Director/Screenplay/Photography – Perry Blackshear, Producers – MacLeod Andrews, Perry Blackshear, Evan Dumochel & Kimberly Parker. Production Company – They Look Like People LLC
MacLeod Andrews (Wyatt Goodwin), Evan Dumochel (Christian), Margaret Drake (Mara Drake), Mick Casale (Psychiatrist), Elena Greenlee (Sandy)
Christian leads a regular life in a New York City, working an office job and trying to think of a way to ask out his boss Mara. He then bumps into his childhood friend Wyatt on the street. Wyatt has just returned to town and Christian insists that he come and stay in his apartment. However, Wyatt is hearing voices speaking to him, telling him that there are demons that look like people, that some may even be his friends, and that he will be required to kill them.
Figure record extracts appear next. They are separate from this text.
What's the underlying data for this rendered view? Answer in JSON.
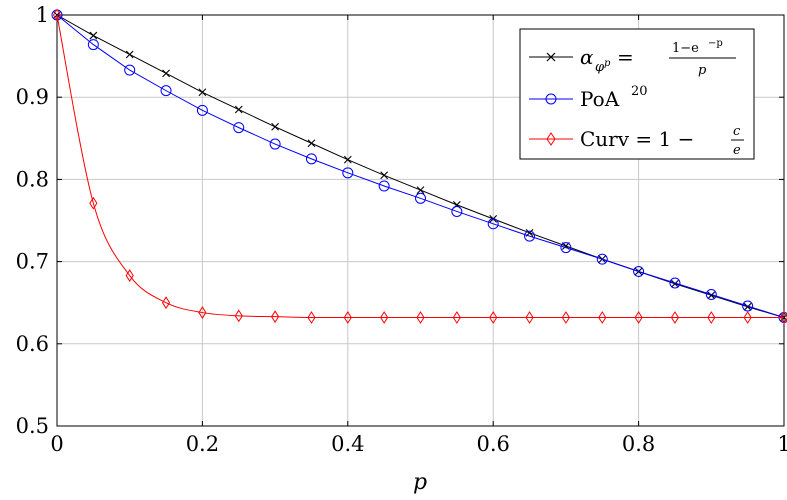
{
  "chart_data": {
    "type": "line",
    "xlabel": "p",
    "ylabel": "",
    "xlim": [
      0,
      1
    ],
    "ylim": [
      0.5,
      1
    ],
    "xticks": [
      "0",
      "0.2",
      "0.4",
      "0.6",
      "0.8",
      "1"
    ],
    "yticks": [
      "0.5",
      "0.6",
      "0.7",
      "0.8",
      "0.9",
      "1"
    ],
    "grid": true,
    "legend_position": "top-right",
    "x": [
      0,
      0.05,
      0.1,
      0.15,
      0.2,
      0.25,
      0.3,
      0.35,
      0.4,
      0.45,
      0.5,
      0.55,
      0.6,
      0.65,
      0.7,
      0.75,
      0.8,
      0.85,
      0.9,
      0.95,
      1
    ],
    "series": [
      {
        "name": "α_{φ^p} = (1−e^{−p})/p",
        "color": "#000000",
        "marker": "x",
        "values": [
          1.0,
          0.975,
          0.952,
          0.929,
          0.906,
          0.885,
          0.864,
          0.844,
          0.824,
          0.805,
          0.787,
          0.769,
          0.752,
          0.735,
          0.719,
          0.703,
          0.688,
          0.673,
          0.659,
          0.645,
          0.632
        ]
      },
      {
        "name": "PoA^20",
        "color": "#0000ff",
        "marker": "circle",
        "values": [
          1.0,
          0.964,
          0.933,
          0.908,
          0.884,
          0.863,
          0.843,
          0.825,
          0.808,
          0.792,
          0.777,
          0.761,
          0.746,
          0.731,
          0.717,
          0.703,
          0.688,
          0.674,
          0.66,
          0.646,
          0.632
        ]
      },
      {
        "name": "Curv = 1 − c/e",
        "color": "#ff0000",
        "marker": "diamond",
        "values": [
          1.0,
          0.771,
          0.683,
          0.65,
          0.638,
          0.634,
          0.633,
          0.632,
          0.632,
          0.632,
          0.632,
          0.632,
          0.632,
          0.632,
          0.632,
          0.632,
          0.632,
          0.632,
          0.632,
          0.632,
          0.632
        ]
      }
    ],
    "legend": {
      "entry1": {
        "alpha": "α",
        "sub": "φ",
        "sup": "p",
        "eq": "=",
        "num": "1−e",
        "num_sup": "−p",
        "den": "p"
      },
      "entry2": {
        "base": "PoA",
        "sup": "20"
      },
      "entry3": {
        "base": "Curv = 1 −",
        "num": "c",
        "den": "e"
      }
    }
  }
}
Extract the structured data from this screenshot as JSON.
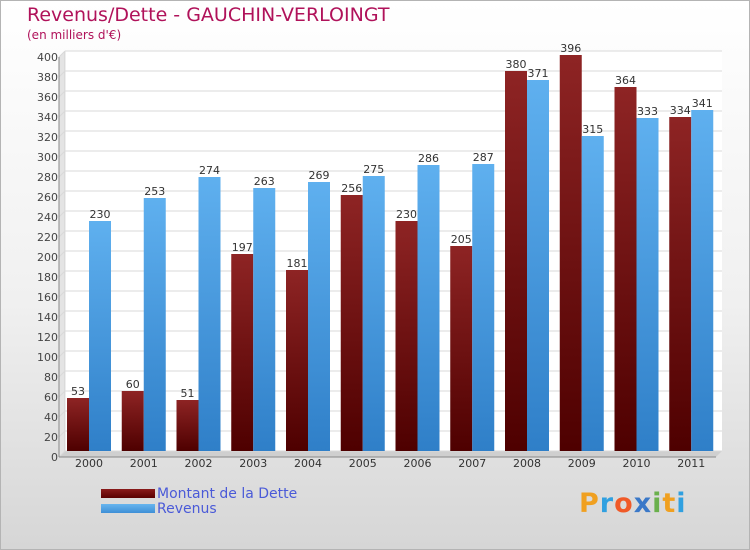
{
  "chart_data": {
    "type": "bar",
    "title": "Revenus/Dette - GAUCHIN-VERLOINGT",
    "subtitle": "(en milliers d'€)",
    "categories": [
      "2000",
      "2001",
      "2002",
      "2003",
      "2004",
      "2005",
      "2006",
      "2007",
      "2008",
      "2009",
      "2010",
      "2011"
    ],
    "series": [
      {
        "name": "Montant de la Dette",
        "color": "#6e0a0a",
        "values": [
          53,
          60,
          51,
          197,
          181,
          256,
          230,
          205,
          380,
          396,
          364,
          334
        ]
      },
      {
        "name": "Revenus",
        "color": "#4fa3e8",
        "values": [
          230,
          253,
          274,
          263,
          269,
          275,
          286,
          287,
          371,
          315,
          333,
          341
        ]
      }
    ],
    "ylim": [
      0,
      400
    ],
    "ytick_step": 20,
    "grid": true,
    "legend": "bottom-left"
  },
  "logo": {
    "letters": [
      "P",
      "r",
      "o",
      "x",
      "i",
      "t",
      "i"
    ],
    "colors": [
      "#f0a020",
      "#30a0e0",
      "#f05a28",
      "#3a78c8",
      "#6ab04c",
      "#f0a020",
      "#30a0e0"
    ]
  }
}
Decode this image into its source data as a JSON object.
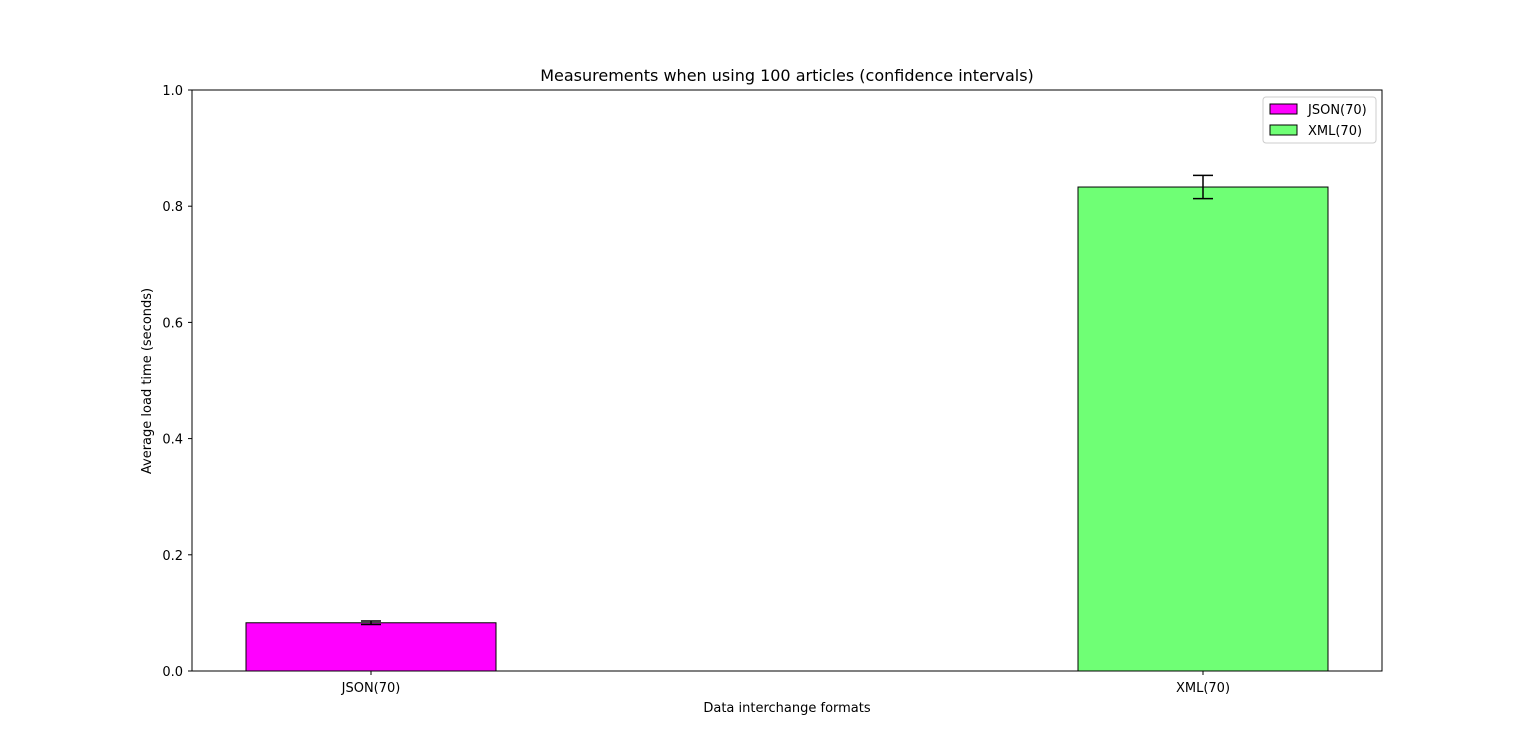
{
  "chart_data": {
    "type": "bar",
    "title": "Measurements when using 100 articles (confidence intervals)",
    "xlabel": "Data interchange formats",
    "ylabel": "Average load time (seconds)",
    "ylim": [
      0,
      1.0
    ],
    "yticks": [
      "0.0",
      "0.2",
      "0.4",
      "0.6",
      "0.8",
      "1.0"
    ],
    "categories": [
      "JSON(70)",
      "XML(70)"
    ],
    "series": [
      {
        "name": "JSON(70)",
        "category_index": 0,
        "value": 0.083,
        "error": 0.003,
        "color": "#ff00ff"
      },
      {
        "name": "XML(70)",
        "category_index": 1,
        "value": 0.833,
        "error": 0.02,
        "color": "#6fff75"
      }
    ],
    "grid": false,
    "legend_position": "top-right"
  }
}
They Look Like People is a directorial debut for Perry Blackshear who had made a half-dozen short films before, The film gained a great deal of word of mouth around various film festivals.
Perry Blackshear says that he took inspiration from Take Shelter (2011) in which Michael Shannon has hallucinations of the end of the world that only he can see, leading those around him to think of him as crazy. Perhaps you could also point out even greater similarity to the Bill Paxton directed Frailty (2001) in which Paxton played a man receiving visions in which he is told to kill demons that look like ordinary people. They Look Like People has similarities to these but it is also uniquely its own film in which Perry Blackshear does some remarkable things.
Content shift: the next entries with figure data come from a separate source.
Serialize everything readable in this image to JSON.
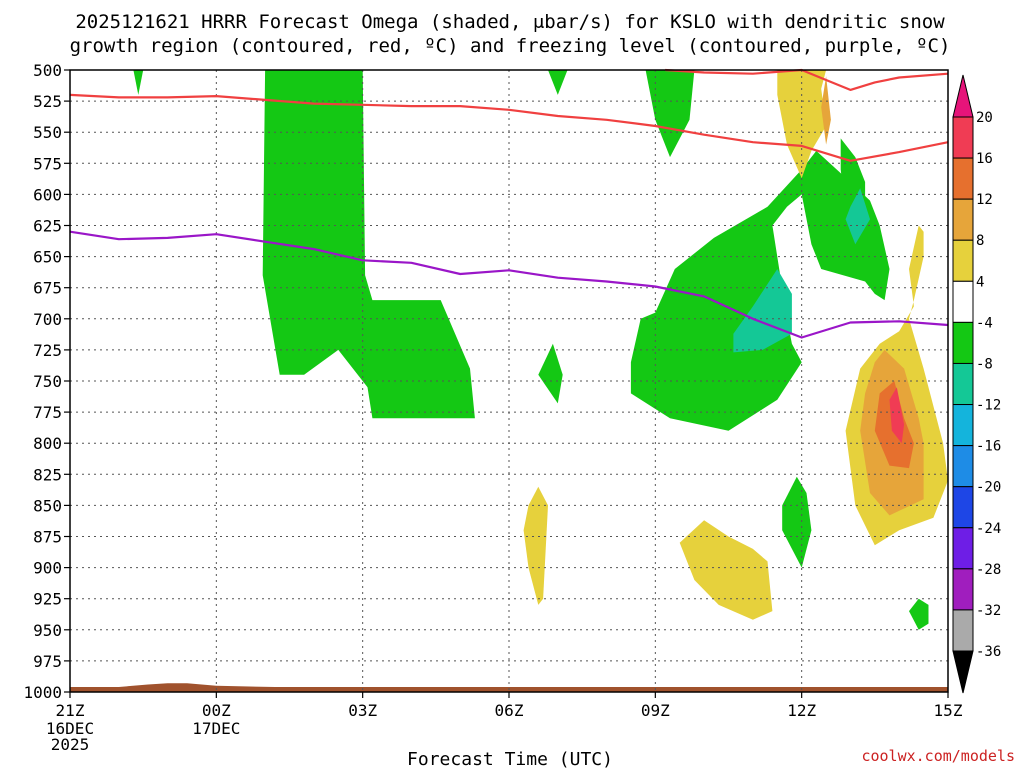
{
  "chart_data": {
    "type": "contour",
    "title_line1": "2025121621 HRRR Forecast Omega (shaded, μbar/s) for KSLO with dendritic snow",
    "title_line2": "growth region (contoured, red, ºC) and freezing level (contoured, purple, ºC)",
    "xlabel": "Forecast Time (UTC)",
    "credit": "coolwx.com/models",
    "x_hours_range": [
      0,
      18
    ],
    "x_ticks": [
      {
        "h": 0,
        "l1": "21Z",
        "l2": "16DEC",
        "l3": "2025"
      },
      {
        "h": 3,
        "l1": "00Z",
        "l2": "17DEC",
        "l3": ""
      },
      {
        "h": 6,
        "l1": "03Z",
        "l2": "",
        "l3": ""
      },
      {
        "h": 9,
        "l1": "06Z",
        "l2": "",
        "l3": ""
      },
      {
        "h": 12,
        "l1": "09Z",
        "l2": "",
        "l3": ""
      },
      {
        "h": 15,
        "l1": "12Z",
        "l2": "",
        "l3": ""
      },
      {
        "h": 18,
        "l1": "15Z",
        "l2": "",
        "l3": ""
      }
    ],
    "y_pressure_range": [
      1000,
      500
    ],
    "y_ticks": [
      500,
      525,
      550,
      575,
      600,
      625,
      650,
      675,
      700,
      725,
      750,
      775,
      800,
      825,
      850,
      875,
      900,
      925,
      950,
      975,
      1000
    ],
    "colorbar": {
      "labels": [
        "20",
        "16",
        "12",
        "8",
        "4",
        "-4",
        "-8",
        "-12",
        "-16",
        "-20",
        "-24",
        "-28",
        "-32",
        "-36"
      ],
      "colors": [
        "#f03c54",
        "#e6702e",
        "#e6a53a",
        "#e6d13c",
        "#ffffff",
        "#14c814",
        "#14c896",
        "#14b4dc",
        "#1e8ce6",
        "#1e46e6",
        "#6e1ee6",
        "#a01ebe",
        "#aaaaaa"
      ],
      "top_cap_color": "#e6147a",
      "bottom_cap_color": "#000000"
    },
    "series": [
      {
        "color": "#f04040",
        "points": [
          [
            0,
            520
          ],
          [
            1,
            522
          ],
          [
            2,
            522
          ],
          [
            3,
            521
          ],
          [
            4,
            524
          ],
          [
            5,
            527
          ],
          [
            6,
            528
          ],
          [
            7,
            529
          ],
          [
            8,
            529
          ],
          [
            9,
            532
          ],
          [
            10,
            537
          ],
          [
            11,
            540
          ],
          [
            12,
            545
          ],
          [
            13,
            552
          ],
          [
            14,
            558
          ],
          [
            15,
            561
          ],
          [
            16,
            573
          ],
          [
            17,
            566
          ],
          [
            18,
            558
          ]
        ]
      },
      {
        "color": "#f04040",
        "points": [
          [
            12.2,
            500
          ],
          [
            13,
            502
          ],
          [
            14,
            503
          ],
          [
            15,
            500
          ],
          [
            15.5,
            508
          ],
          [
            16,
            516
          ],
          [
            16.5,
            510
          ],
          [
            17,
            506
          ],
          [
            18,
            503
          ]
        ]
      },
      {
        "color": "#9a16c8",
        "points": [
          [
            0,
            630
          ],
          [
            1,
            636
          ],
          [
            2,
            635
          ],
          [
            3,
            632
          ],
          [
            4,
            638
          ],
          [
            5,
            644
          ],
          [
            6,
            653
          ],
          [
            7,
            655
          ],
          [
            8,
            664
          ],
          [
            9,
            661
          ],
          [
            10,
            667
          ],
          [
            11,
            670
          ],
          [
            12,
            674
          ],
          [
            13,
            682
          ],
          [
            14,
            700
          ],
          [
            15,
            715
          ],
          [
            16,
            703
          ],
          [
            17,
            702
          ],
          [
            18,
            705
          ]
        ]
      }
    ],
    "contour_regions": [
      {
        "value": "-4",
        "color": "#14c814",
        "points": [
          [
            1.3,
            500
          ],
          [
            1.5,
            500
          ],
          [
            1.4,
            520
          ]
        ]
      },
      {
        "value": "-4",
        "color": "#14c814",
        "points": [
          [
            4,
            500
          ],
          [
            6,
            500
          ],
          [
            6.05,
            665
          ],
          [
            6.2,
            685
          ],
          [
            7.6,
            685
          ],
          [
            8.2,
            740
          ],
          [
            8.3,
            780
          ],
          [
            6.2,
            780
          ],
          [
            6.1,
            755
          ],
          [
            5.5,
            725
          ],
          [
            4.8,
            745
          ],
          [
            4.3,
            745
          ],
          [
            3.95,
            665
          ]
        ]
      },
      {
        "value": "-4",
        "color": "#14c814",
        "points": [
          [
            9.8,
            500
          ],
          [
            10.2,
            500
          ],
          [
            10,
            520
          ]
        ]
      },
      {
        "value": "-4",
        "color": "#14c814",
        "points": [
          [
            11.8,
            500
          ],
          [
            12.8,
            500
          ],
          [
            12.7,
            540
          ],
          [
            12.3,
            570
          ],
          [
            12,
            540
          ]
        ]
      },
      {
        "value": "-4",
        "color": "#14c814",
        "points": [
          [
            9.9,
            720
          ],
          [
            10.1,
            745
          ],
          [
            10,
            768
          ],
          [
            9.6,
            745
          ]
        ]
      },
      {
        "value": "-4",
        "color": "#14c814",
        "points": [
          [
            12,
            695
          ],
          [
            12.4,
            660
          ],
          [
            13.2,
            635
          ],
          [
            14.3,
            610
          ],
          [
            15,
            580
          ],
          [
            15.3,
            565
          ],
          [
            16,
            590
          ],
          [
            16.4,
            605
          ],
          [
            16.6,
            625
          ],
          [
            16.8,
            660
          ],
          [
            16.7,
            685
          ],
          [
            16.5,
            680
          ],
          [
            16.3,
            670
          ],
          [
            15.4,
            660
          ],
          [
            15.2,
            640
          ],
          [
            15,
            600
          ],
          [
            14.7,
            610
          ],
          [
            14.4,
            625
          ],
          [
            14.7,
            700
          ],
          [
            14.8,
            720
          ],
          [
            15,
            735
          ],
          [
            14.5,
            765
          ],
          [
            13.5,
            790
          ],
          [
            12.3,
            780
          ],
          [
            11.5,
            760
          ],
          [
            11.5,
            735
          ],
          [
            11.7,
            700
          ]
        ]
      },
      {
        "value": "-4",
        "color": "#14c814",
        "points": [
          [
            15.8,
            555
          ],
          [
            16.1,
            570
          ],
          [
            16.3,
            590
          ],
          [
            16.3,
            615
          ],
          [
            16.4,
            640
          ],
          [
            16.1,
            665
          ],
          [
            16,
            640
          ],
          [
            15.9,
            615
          ],
          [
            15.8,
            580
          ]
        ]
      },
      {
        "value": "-4",
        "color": "#14c814",
        "points": [
          [
            14.6,
            850
          ],
          [
            14.9,
            827
          ],
          [
            15.1,
            840
          ],
          [
            15.2,
            870
          ],
          [
            15,
            900
          ],
          [
            14.6,
            870
          ]
        ]
      },
      {
        "value": "-4",
        "color": "#14c814",
        "points": [
          [
            17.4,
            925
          ],
          [
            17.6,
            930
          ],
          [
            17.6,
            945
          ],
          [
            17.4,
            950
          ],
          [
            17.2,
            935
          ]
        ]
      },
      {
        "value": "-8",
        "color": "#14c896",
        "points": [
          [
            13.6,
            712
          ],
          [
            14,
            690
          ],
          [
            14.5,
            660
          ],
          [
            14.8,
            680
          ],
          [
            14.8,
            712
          ],
          [
            14.2,
            725
          ],
          [
            13.6,
            727
          ]
        ]
      },
      {
        "value": "-8",
        "color": "#14c896",
        "points": [
          [
            16,
            610
          ],
          [
            16.2,
            595
          ],
          [
            16.4,
            620
          ],
          [
            16.1,
            640
          ],
          [
            15.9,
            620
          ]
        ]
      },
      {
        "value": "4",
        "color": "#e6d13c",
        "points": [
          [
            14.5,
            500
          ],
          [
            15.5,
            500
          ],
          [
            15.4,
            515
          ],
          [
            15.5,
            545
          ],
          [
            15.2,
            565
          ],
          [
            15,
            587
          ],
          [
            14.7,
            560
          ],
          [
            14.5,
            520
          ]
        ]
      },
      {
        "value": "4",
        "color": "#e6d13c",
        "points": [
          [
            17.4,
            625
          ],
          [
            17.5,
            630
          ],
          [
            17.5,
            650
          ],
          [
            17.3,
            685
          ],
          [
            17.2,
            700
          ],
          [
            17.5,
            740
          ],
          [
            17.9,
            800
          ],
          [
            18,
            830
          ],
          [
            17.7,
            860
          ],
          [
            17,
            870
          ],
          [
            16.5,
            882
          ],
          [
            16.1,
            850
          ],
          [
            15.9,
            790
          ],
          [
            16.2,
            740
          ],
          [
            16.6,
            720
          ],
          [
            17,
            710
          ],
          [
            17.3,
            690
          ],
          [
            17.2,
            660
          ]
        ]
      },
      {
        "value": "4",
        "color": "#e6d13c",
        "points": [
          [
            9.4,
            850
          ],
          [
            9.6,
            835
          ],
          [
            9.8,
            850
          ],
          [
            9.7,
            925
          ],
          [
            9.6,
            930
          ],
          [
            9.4,
            900
          ],
          [
            9.3,
            870
          ]
        ]
      },
      {
        "value": "4",
        "color": "#e6d13c",
        "points": [
          [
            12.5,
            880
          ],
          [
            13,
            862
          ],
          [
            13.5,
            875
          ],
          [
            14,
            885
          ],
          [
            14.3,
            895
          ],
          [
            14.4,
            935
          ],
          [
            14,
            942
          ],
          [
            13.3,
            930
          ],
          [
            12.8,
            910
          ]
        ]
      },
      {
        "value": "8",
        "color": "#e6a53a",
        "points": [
          [
            15.5,
            505
          ],
          [
            15.6,
            540
          ],
          [
            15.5,
            560
          ],
          [
            15.4,
            530
          ]
        ]
      },
      {
        "value": "8",
        "color": "#e6a53a",
        "points": [
          [
            16.7,
            725
          ],
          [
            17.1,
            740
          ],
          [
            17.4,
            780
          ],
          [
            17.5,
            800
          ],
          [
            17.5,
            845
          ],
          [
            16.8,
            858
          ],
          [
            16.4,
            840
          ],
          [
            16.2,
            790
          ],
          [
            16.3,
            760
          ],
          [
            16.5,
            735
          ]
        ]
      },
      {
        "value": "12",
        "color": "#e6702e",
        "points": [
          [
            16.9,
            750
          ],
          [
            17.1,
            780
          ],
          [
            17.3,
            800
          ],
          [
            17.2,
            820
          ],
          [
            16.8,
            818
          ],
          [
            16.5,
            790
          ],
          [
            16.6,
            760
          ]
        ]
      },
      {
        "value": "16",
        "color": "#f03c54",
        "points": [
          [
            16.95,
            755
          ],
          [
            17.1,
            785
          ],
          [
            17.05,
            800
          ],
          [
            16.85,
            790
          ],
          [
            16.8,
            765
          ]
        ]
      }
    ],
    "terrain_color": "#a0522d",
    "terrain_points": [
      [
        0,
        1000
      ],
      [
        0,
        996
      ],
      [
        1,
        996
      ],
      [
        1.6,
        994
      ],
      [
        2,
        993
      ],
      [
        2.4,
        993
      ],
      [
        3,
        995
      ],
      [
        4.2,
        996
      ],
      [
        12,
        996
      ],
      [
        13.5,
        996
      ],
      [
        14.5,
        996
      ],
      [
        18,
        996
      ],
      [
        18,
        1000
      ]
    ]
  }
}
What particularly blew me away during the initial scenes was Perry Blackshear’s ability to abruptly jerk us between the internal life/monologue of characters and the world outside – of Evan Dumochel listening to his positive thinking tapes on the subway and then the unexpected jolt as he bumps into MacLeod Andrews on the street. Or where you are never entirely sure whether Evan Dumohel’s attraction to Margaret Drake is all in his head or he is regarded as a serial sexual harasser around the workplace as also seems to be implied. The scene where he goes in to see her, only to be cut loose and then returns to pack up his things and find an anonymous Post-It note “Good luck dominating, asshole,” on his desk pulls you back out of his daydream with a considerable jolt.
The photography is the raw naturalism we associate with indie films but at the same time the editing scheme is highly calculated. The naturalism of the introductory scenes – of the two friends meeting again and Evan Dumochel inviting MacLeod Andrews to stay, of Evan Dumochel’s maybe date with Margaret Drake – jars with the increasingly disturbing elements that enter such as where Andrews goes down to the basement and tapes a knife under the table. Then comes the WTF scene that jolts you wide awake where Andrews gets a phonecall in the middle of the night and goes down into the basement where he is told to await orders to kill people and that he may be asked to kill friends but that Christian is still a good guy so far.
Perry Blackshear leaves you bewildered and puzzled about what is going on – all in a good way. Things become decidedly chilling when MacLeod Andrews invites Margaret Drake down into the basement and then starts creepily talking to her about sulphuric acid before producing an axe or later where he passes notes to Evan Dumochel that say the battle is about to start. The bizarreness is how in any other film there would be easily cued responses where everybody flips out at this. The surprise is how matter-of-fact everybody reacts – Margaret Drake starts hitting Andrews after he follows her in the street but then turns and feels sorry for hurting him, while Dumochel regards the note as mildly puzzling but doesn’t do anything like throw Andrews out on the street.
The most riveting scenes are those that come in the last ten minutes where Evan Dumochel allows MacLeod to tie him up in the cellar as the signal for the end of the world comes (something seemingly reinforced by the power going off) and to place a blindfold over his head. This becomes a gruellingly intense scene as you genuinely do not know where everything is going to end up. Thankfully, Perry Blackshear never ends the film with the cheap twist that both Frailty and Take Shelter fall for. I only await what he makes next with great anticipation.